De acordo com os números hoje divulgados pela confederação liderada por Álvaro Mendonça e Moura, após congelamentos, atrasos e prorrogações no PEPAC, contabilizam-se 2.544 candidaturas apresentadas ainda no Programa de Desenvolvimento Rural (PDR) 2020 e 730 aprovadas com possibilidade de dotação orçamental.
“Estes números tornam evidente a forma como o Ministério da Agricultura tem conduzido a execução dos apoios ao investimento no âmbito do PEPAC: com falhas graves de planeamento, ausência de gestão eficaz e incapacidade de dar resposta às expectativas que o próprio criou”, defendeu a CAP.
Para os agricultores, “não é admissível” manter avisos para candidaturas de investimento encerrados durante mais de 40 meses e que, após esse período, sejam abertas candidaturas que vão sendo prorrogadas, “criando falsas expectativas”.
Por outro lado, alertou para o facto de os valores de corte associados à Valia Global da Operação (VGO) estarem artificialmente elevados, o que disse reforçar a perceção de que os critérios de seleção estão a distorcer o investimento.
Estas práticas, conforme apontou, revelam “falhas estruturais na conceção e execução das políticas públicas”.

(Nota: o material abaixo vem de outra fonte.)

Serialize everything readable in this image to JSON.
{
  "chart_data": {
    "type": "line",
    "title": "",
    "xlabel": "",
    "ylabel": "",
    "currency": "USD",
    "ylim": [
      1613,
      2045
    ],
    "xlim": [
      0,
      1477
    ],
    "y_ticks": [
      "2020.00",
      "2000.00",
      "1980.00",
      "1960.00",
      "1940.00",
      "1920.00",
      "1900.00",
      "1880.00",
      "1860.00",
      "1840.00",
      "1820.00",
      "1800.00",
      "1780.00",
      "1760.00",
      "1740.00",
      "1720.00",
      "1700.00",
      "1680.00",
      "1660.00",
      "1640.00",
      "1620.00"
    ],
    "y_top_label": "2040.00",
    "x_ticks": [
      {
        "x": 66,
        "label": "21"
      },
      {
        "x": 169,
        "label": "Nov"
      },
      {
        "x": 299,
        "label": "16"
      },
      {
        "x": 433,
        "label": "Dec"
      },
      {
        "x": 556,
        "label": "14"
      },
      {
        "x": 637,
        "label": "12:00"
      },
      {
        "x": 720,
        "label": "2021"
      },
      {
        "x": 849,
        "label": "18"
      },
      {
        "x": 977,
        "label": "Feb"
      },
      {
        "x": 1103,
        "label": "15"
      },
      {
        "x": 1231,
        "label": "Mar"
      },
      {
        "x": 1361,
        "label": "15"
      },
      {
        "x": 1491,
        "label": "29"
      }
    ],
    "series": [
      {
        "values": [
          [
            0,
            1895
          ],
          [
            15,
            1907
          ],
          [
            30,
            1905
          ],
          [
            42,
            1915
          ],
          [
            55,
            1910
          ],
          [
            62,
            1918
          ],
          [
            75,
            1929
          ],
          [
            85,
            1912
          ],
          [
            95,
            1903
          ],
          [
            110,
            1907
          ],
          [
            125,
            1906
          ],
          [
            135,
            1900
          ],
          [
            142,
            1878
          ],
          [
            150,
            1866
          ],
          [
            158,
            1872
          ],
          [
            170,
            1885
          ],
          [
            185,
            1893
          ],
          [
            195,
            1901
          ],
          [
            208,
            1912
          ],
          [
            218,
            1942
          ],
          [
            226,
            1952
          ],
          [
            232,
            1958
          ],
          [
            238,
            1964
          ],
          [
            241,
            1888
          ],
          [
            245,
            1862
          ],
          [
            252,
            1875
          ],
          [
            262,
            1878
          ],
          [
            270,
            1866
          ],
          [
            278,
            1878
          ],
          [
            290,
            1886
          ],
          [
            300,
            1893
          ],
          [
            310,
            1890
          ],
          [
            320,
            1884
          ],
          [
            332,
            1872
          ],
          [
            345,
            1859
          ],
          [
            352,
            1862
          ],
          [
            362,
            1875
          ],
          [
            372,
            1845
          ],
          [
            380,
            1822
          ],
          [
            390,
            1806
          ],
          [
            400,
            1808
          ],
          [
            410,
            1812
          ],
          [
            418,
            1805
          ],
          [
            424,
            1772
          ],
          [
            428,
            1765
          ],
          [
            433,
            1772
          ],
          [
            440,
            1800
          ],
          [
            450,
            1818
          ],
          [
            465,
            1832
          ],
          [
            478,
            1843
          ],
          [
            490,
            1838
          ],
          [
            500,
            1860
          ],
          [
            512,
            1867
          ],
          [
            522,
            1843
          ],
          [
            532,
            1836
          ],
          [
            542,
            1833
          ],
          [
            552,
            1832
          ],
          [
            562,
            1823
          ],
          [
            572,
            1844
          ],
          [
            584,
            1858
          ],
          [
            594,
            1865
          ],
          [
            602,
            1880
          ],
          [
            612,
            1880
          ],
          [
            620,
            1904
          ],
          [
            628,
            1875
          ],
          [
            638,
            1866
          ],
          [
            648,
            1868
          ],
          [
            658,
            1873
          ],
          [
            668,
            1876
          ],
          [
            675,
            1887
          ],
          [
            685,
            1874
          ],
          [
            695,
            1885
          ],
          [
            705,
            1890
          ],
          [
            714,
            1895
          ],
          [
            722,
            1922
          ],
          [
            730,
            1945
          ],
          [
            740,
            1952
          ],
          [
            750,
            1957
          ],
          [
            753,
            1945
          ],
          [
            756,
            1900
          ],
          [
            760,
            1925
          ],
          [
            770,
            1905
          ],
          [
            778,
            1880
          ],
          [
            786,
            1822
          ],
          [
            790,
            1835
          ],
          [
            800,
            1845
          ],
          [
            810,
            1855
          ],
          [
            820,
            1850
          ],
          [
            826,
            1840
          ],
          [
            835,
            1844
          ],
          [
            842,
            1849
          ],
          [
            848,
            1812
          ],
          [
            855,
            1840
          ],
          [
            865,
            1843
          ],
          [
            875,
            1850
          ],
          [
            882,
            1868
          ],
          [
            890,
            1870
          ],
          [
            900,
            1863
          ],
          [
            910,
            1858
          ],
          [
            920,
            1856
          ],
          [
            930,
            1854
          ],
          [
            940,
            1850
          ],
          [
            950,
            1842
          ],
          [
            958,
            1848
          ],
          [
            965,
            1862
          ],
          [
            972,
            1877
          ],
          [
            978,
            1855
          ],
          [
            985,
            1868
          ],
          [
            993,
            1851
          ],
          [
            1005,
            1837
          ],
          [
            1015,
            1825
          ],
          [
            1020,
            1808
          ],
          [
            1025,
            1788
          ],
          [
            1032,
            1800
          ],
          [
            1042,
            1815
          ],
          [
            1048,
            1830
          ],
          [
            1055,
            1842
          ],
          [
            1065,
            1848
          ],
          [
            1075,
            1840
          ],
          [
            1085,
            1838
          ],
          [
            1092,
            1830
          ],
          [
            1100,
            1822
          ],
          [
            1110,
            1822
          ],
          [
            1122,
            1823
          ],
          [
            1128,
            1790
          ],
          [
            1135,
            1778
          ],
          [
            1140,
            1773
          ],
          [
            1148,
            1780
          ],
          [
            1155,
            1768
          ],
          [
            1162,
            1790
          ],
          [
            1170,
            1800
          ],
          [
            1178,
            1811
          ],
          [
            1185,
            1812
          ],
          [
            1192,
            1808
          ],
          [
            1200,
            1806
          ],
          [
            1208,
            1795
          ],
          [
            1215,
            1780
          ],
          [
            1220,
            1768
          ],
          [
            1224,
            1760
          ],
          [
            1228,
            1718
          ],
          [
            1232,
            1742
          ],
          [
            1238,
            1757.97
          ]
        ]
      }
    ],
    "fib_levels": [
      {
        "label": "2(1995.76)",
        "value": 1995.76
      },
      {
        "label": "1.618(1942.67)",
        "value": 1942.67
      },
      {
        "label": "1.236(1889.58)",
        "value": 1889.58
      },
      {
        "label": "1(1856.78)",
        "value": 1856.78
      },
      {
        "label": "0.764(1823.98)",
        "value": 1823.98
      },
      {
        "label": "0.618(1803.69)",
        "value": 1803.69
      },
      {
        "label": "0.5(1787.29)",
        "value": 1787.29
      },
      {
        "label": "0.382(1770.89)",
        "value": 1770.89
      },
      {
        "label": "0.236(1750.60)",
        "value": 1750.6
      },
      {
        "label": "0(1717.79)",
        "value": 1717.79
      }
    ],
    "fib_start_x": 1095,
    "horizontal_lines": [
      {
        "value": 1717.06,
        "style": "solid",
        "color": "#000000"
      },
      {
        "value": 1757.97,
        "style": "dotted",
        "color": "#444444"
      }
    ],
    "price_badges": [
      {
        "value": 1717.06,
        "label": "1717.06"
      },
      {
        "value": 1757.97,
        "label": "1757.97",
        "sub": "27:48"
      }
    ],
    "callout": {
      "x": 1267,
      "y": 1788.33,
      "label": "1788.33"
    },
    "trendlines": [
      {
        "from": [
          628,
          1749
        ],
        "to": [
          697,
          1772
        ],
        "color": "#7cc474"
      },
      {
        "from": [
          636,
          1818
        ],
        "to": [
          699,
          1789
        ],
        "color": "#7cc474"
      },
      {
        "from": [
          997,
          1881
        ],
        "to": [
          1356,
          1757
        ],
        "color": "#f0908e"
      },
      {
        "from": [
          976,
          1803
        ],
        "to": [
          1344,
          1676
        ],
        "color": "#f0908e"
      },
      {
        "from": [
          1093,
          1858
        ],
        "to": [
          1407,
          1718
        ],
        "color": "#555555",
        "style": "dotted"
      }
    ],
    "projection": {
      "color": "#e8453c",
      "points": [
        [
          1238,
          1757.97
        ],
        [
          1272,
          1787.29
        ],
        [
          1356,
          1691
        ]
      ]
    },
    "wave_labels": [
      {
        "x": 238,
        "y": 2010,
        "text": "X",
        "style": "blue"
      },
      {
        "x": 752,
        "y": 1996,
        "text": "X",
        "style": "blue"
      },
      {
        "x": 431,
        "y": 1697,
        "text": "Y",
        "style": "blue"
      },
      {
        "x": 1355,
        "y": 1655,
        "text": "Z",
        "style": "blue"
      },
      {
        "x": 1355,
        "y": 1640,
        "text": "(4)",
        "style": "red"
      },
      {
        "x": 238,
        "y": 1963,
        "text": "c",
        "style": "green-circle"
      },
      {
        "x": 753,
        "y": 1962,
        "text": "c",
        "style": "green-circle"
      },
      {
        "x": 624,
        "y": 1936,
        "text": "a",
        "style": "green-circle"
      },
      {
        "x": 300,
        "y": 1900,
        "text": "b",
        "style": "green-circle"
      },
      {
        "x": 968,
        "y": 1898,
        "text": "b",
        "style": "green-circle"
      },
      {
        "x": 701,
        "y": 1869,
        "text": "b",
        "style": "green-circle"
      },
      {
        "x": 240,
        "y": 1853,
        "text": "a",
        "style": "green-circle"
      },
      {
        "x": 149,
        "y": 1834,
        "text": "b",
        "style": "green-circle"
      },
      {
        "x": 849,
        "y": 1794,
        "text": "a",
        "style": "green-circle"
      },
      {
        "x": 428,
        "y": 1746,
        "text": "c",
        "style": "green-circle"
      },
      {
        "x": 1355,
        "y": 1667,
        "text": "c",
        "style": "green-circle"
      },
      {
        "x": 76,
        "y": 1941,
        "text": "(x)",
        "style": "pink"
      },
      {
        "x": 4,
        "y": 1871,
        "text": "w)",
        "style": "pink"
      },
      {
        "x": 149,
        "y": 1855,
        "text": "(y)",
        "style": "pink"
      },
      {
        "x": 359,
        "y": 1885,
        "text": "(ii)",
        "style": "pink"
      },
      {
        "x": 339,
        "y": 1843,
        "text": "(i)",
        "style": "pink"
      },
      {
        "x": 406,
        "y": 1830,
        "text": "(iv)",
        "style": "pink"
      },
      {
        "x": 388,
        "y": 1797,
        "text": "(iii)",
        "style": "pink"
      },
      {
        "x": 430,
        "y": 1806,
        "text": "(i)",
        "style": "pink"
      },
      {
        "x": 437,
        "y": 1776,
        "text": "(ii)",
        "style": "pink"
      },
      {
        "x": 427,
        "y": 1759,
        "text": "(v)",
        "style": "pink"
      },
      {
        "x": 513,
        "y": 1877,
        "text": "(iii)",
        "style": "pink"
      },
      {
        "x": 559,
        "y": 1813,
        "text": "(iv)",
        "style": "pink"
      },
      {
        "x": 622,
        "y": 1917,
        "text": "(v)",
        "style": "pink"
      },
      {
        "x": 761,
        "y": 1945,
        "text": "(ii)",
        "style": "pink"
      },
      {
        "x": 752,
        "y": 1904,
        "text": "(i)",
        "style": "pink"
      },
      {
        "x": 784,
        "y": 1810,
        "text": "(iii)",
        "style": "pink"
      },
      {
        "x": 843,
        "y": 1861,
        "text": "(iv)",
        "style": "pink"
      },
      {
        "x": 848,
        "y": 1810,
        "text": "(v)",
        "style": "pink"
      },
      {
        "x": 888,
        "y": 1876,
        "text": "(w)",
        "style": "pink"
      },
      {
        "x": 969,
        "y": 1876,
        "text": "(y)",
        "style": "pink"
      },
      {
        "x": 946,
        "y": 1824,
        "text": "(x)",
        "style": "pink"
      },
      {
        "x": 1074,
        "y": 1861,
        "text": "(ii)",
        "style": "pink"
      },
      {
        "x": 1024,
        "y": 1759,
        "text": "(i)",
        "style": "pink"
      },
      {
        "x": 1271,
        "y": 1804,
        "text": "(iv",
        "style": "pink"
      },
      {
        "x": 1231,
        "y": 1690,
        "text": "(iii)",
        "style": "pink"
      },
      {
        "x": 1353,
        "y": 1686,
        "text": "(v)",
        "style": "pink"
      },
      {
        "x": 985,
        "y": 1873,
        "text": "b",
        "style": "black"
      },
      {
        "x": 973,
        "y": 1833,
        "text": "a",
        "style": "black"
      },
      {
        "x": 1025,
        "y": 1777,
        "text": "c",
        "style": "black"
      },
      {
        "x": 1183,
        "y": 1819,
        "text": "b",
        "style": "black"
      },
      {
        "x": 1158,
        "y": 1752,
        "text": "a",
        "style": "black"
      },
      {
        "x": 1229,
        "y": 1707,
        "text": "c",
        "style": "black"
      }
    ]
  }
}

Assim, a CAP apelou ao Ministério da Agricultura para que assuma responsabilidades e execute, sem adiantamentos, o reforço da dotação orçamental para 100 milhões de euros.
“Esta medida será fundamental para viabilizar investimentos essenciais para o desenvolvimento, modernização e competitividade do setor agrícola”, concluiu.